En plus ces appareils mobiles seront le vecteur de données géolocalisées de toute sorte venant se superposer à notre monde réel, au moins dans deux domaines : le jeu vidéo et la publicité.

Il n'y aura plus qu'à parler à des machines et là, définitivement, je ne ferai plus partie de la "nouvelle économie" 🙂

#6 Un conseil pour les nouveaux entrepreneurs ?

Si vous êtes en couple, faites très attention. Faites bien comprendre à votre moitié les implications que va avoir cet énorme changement dans votre vie à tous les deux.

Ne transigez pas sur la qualité, quand on débute, on a l'occasion de construire quelque chose de zéro, profitez-en.

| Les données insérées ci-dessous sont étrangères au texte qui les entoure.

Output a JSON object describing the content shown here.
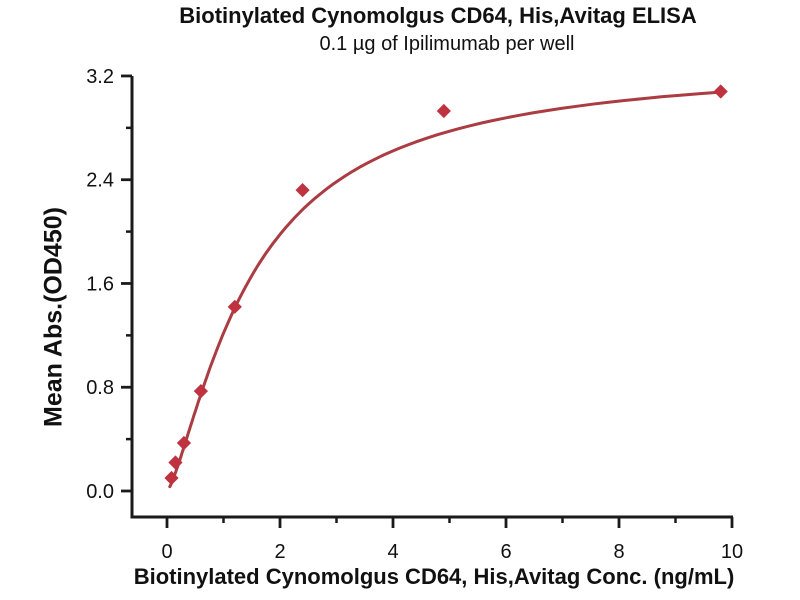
{
  "figure": {
    "title": "Biotinylated Cynomolgus CD64, His,Avitag ELISA",
    "subtitle": "0.1 µg of Ipilimumab per well"
  },
  "chart_data": {
    "type": "scatter",
    "title": "Biotinylated Cynomolgus CD64, His,Avitag ELISA",
    "subtitle": "0.1 µg of Ipilimumab per well",
    "xlabel": "Biotinylated Cynomolgus CD64, His,Avitag Conc. (ng/mL)",
    "ylabel": "Mean Abs.(OD450)",
    "x": [
      0.08,
      0.15,
      0.3,
      0.6,
      1.2,
      2.4,
      4.9,
      9.8
    ],
    "y": [
      0.1,
      0.22,
      0.37,
      0.77,
      1.42,
      2.32,
      2.93,
      3.08
    ],
    "curve": {
      "model": "4PL",
      "bottom": 0,
      "top": 3.32,
      "ec50": 1.5,
      "hill": 1.35,
      "x_start": 0.05,
      "x_end": 9.8
    },
    "xlim": [
      -0.62,
      10.02
    ],
    "ylim": [
      -0.2,
      3.2
    ],
    "xticks": [
      0,
      2,
      4,
      6,
      8,
      10
    ],
    "xtick_labels": [
      "0",
      "2",
      "4",
      "6",
      "8",
      "10"
    ],
    "xticks_minor": [
      1,
      3,
      5,
      7,
      9
    ],
    "yticks": [
      0,
      0.8,
      1.6,
      2.4,
      3.2
    ],
    "ytick_labels": [
      "0.0",
      "0.8",
      "1.6",
      "2.4",
      "3.2"
    ],
    "yticks_minor": [
      0.4,
      1.2,
      2.0,
      2.8
    ],
    "grid": false,
    "legend": "none",
    "marker": "diamond",
    "colors": {
      "curve": "#aa3c42",
      "marker": "#bf3340",
      "axis": "#1a1a1a",
      "text": "#111111",
      "background": "#ffffff"
    }
  }
}
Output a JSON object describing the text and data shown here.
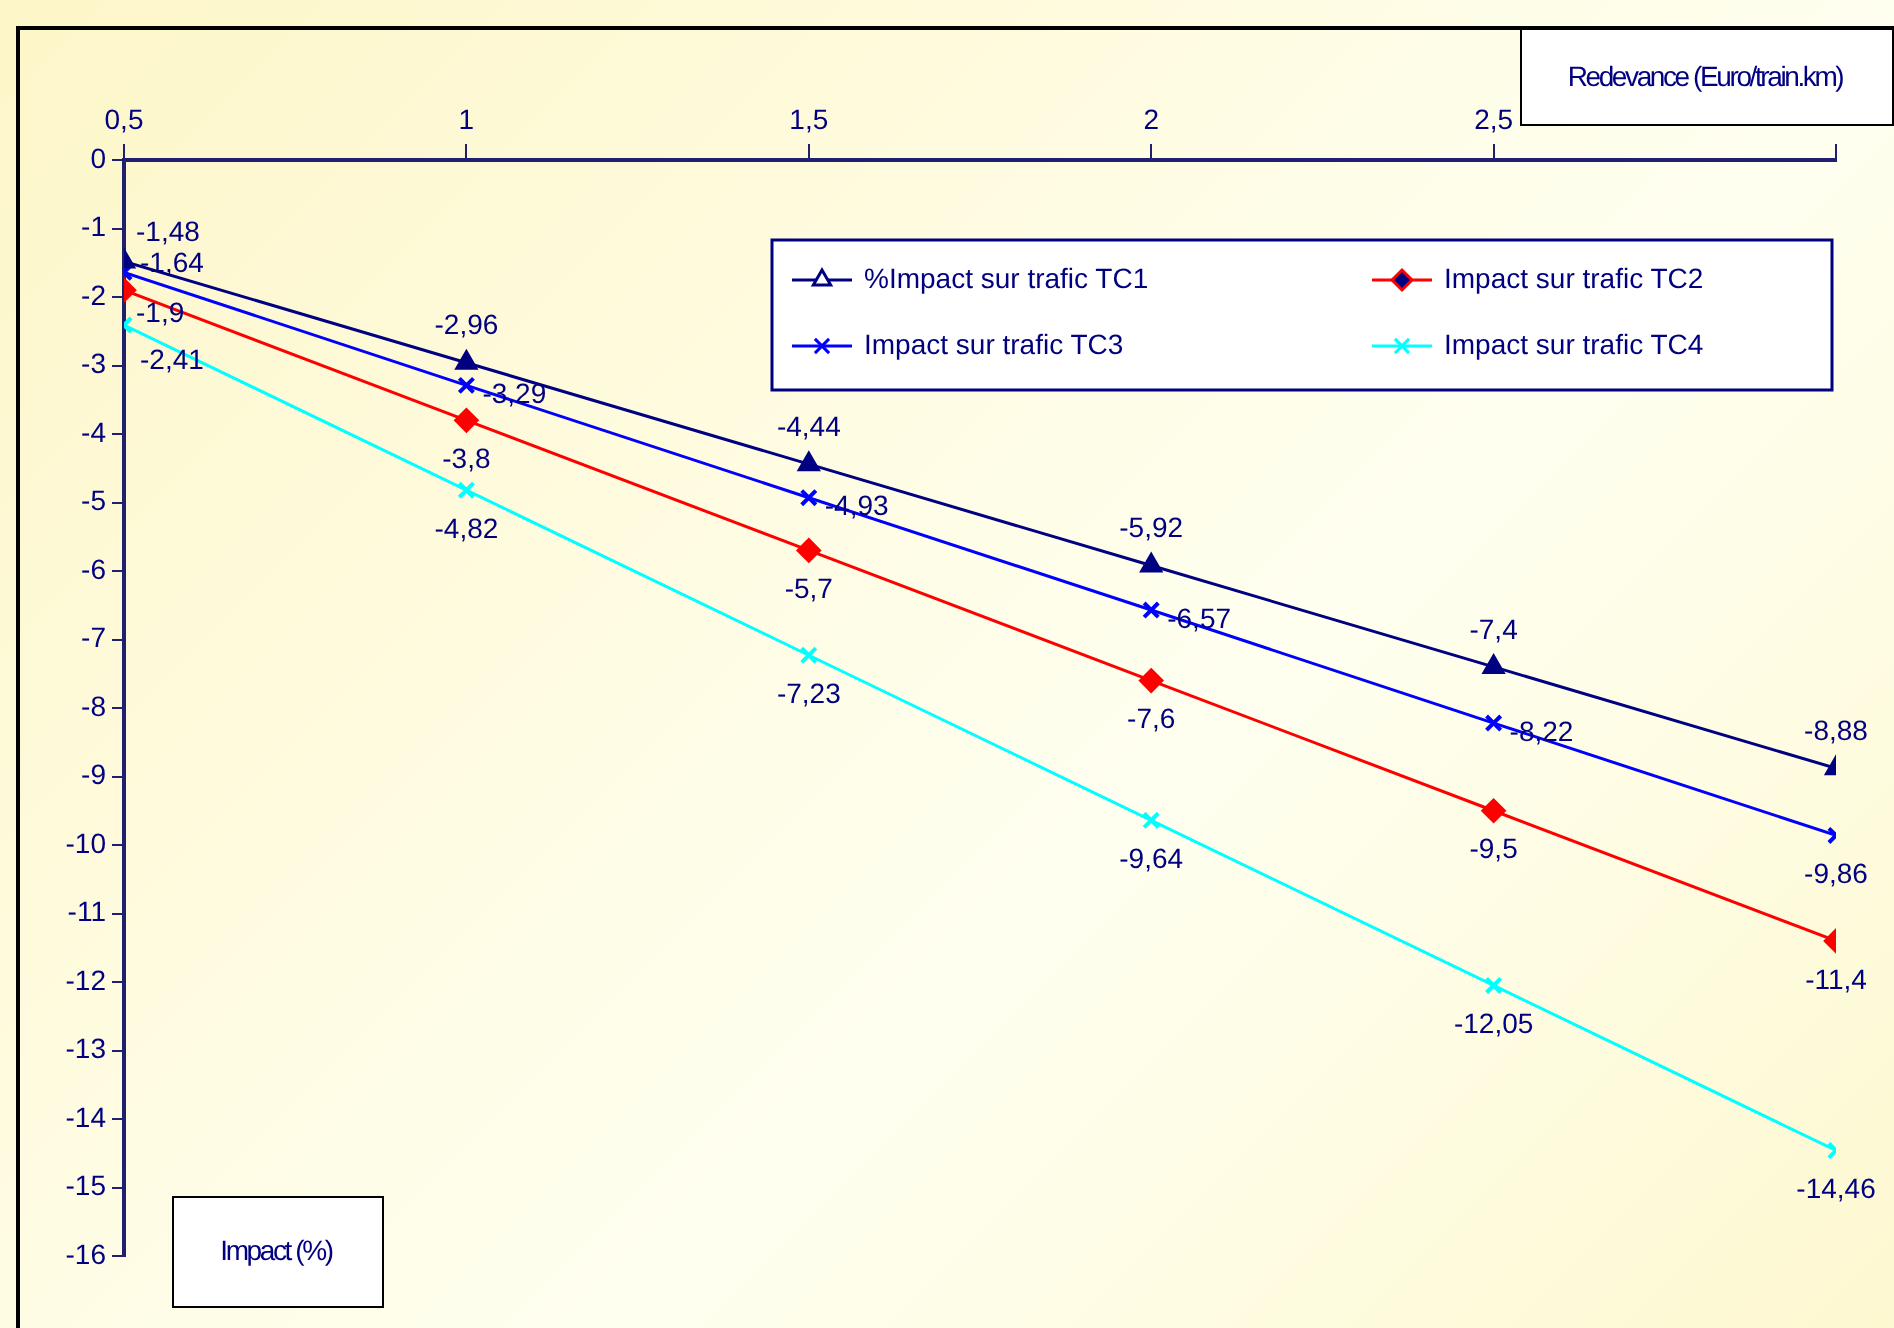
{
  "chart_data": {
    "type": "line",
    "xlabel": "Redevance (Euro/train.km)",
    "ylabel": "Impact (%)",
    "x": [
      0.5,
      1,
      1.5,
      2,
      2.5,
      3
    ],
    "series": [
      {
        "name": "%Impact sur trafic TC1",
        "color": "#000080",
        "marker": "triangle",
        "values": [
          -1.48,
          -2.96,
          -4.44,
          -5.92,
          -7.4,
          -8.88
        ],
        "value_labels": [
          "-1,48",
          "-2,96",
          "-4,44",
          "-5,92",
          "-7,4",
          "-8,88"
        ]
      },
      {
        "name": "Impact sur trafic TC2",
        "color": "#ff0000",
        "marker": "diamond",
        "values": [
          -1.9,
          -3.8,
          -5.7,
          -7.6,
          -9.5,
          -11.4
        ],
        "value_labels": [
          "-1,9",
          "-3,8",
          "-5,7",
          "-7,6",
          "-9,5",
          "-11,4"
        ]
      },
      {
        "name": "Impact sur trafic TC3",
        "color": "#0000ff",
        "marker": "cross",
        "values": [
          -1.64,
          -3.29,
          -4.93,
          -6.57,
          -8.22,
          -9.86
        ],
        "value_labels": [
          "-1,64",
          "-3,29",
          "-4,93",
          "-6,57",
          "-8,22",
          "-9,86"
        ]
      },
      {
        "name": "Impact sur trafic TC4",
        "color": "#00ffff",
        "marker": "cross",
        "values": [
          -2.41,
          -4.82,
          -7.23,
          -9.64,
          -12.05,
          -14.46
        ],
        "value_labels": [
          "-2,41",
          "-4,82",
          "-7,23",
          "-9,64",
          "-12,05",
          "-14,46"
        ]
      }
    ],
    "xlim": [
      0.5,
      3
    ],
    "xticks": [
      {
        "value": 0.5,
        "label": "0,5"
      },
      1,
      {
        "value": 1.5,
        "label": "1,5"
      },
      2,
      {
        "value": 2.5,
        "label": "2,5"
      },
      {
        "value": 3,
        "label": null
      }
    ],
    "ylim": [
      -16,
      0
    ],
    "yticks": [
      0,
      -1,
      -2,
      -3,
      -4,
      -5,
      -6,
      -7,
      -8,
      -9,
      -10,
      -11,
      -12,
      -13,
      -14,
      -15,
      -16
    ],
    "grid": false,
    "legend": "top right",
    "line_style": "solid"
  }
}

Et puis un que j'affectionne particulièrement (mais je crois que si l'on décide d'être entrepreneur c'est inhérent) : JFDI. Just Fucking Do It.

#7 A surtout éviter ?

Au risque de ne pas être raccord avec le courant général, repoussez le plus tard possible l'intervention des VCs et autres business angels.

Avoir trop d'argent fait prendre de mauvaises décisions, faire intervenir d'autres personnes au capital vous fait perdre rapidement vos propres objectifs.

Et n'oubliez pas vos clients, ce sont eux qui vous apportent le meilleur financement.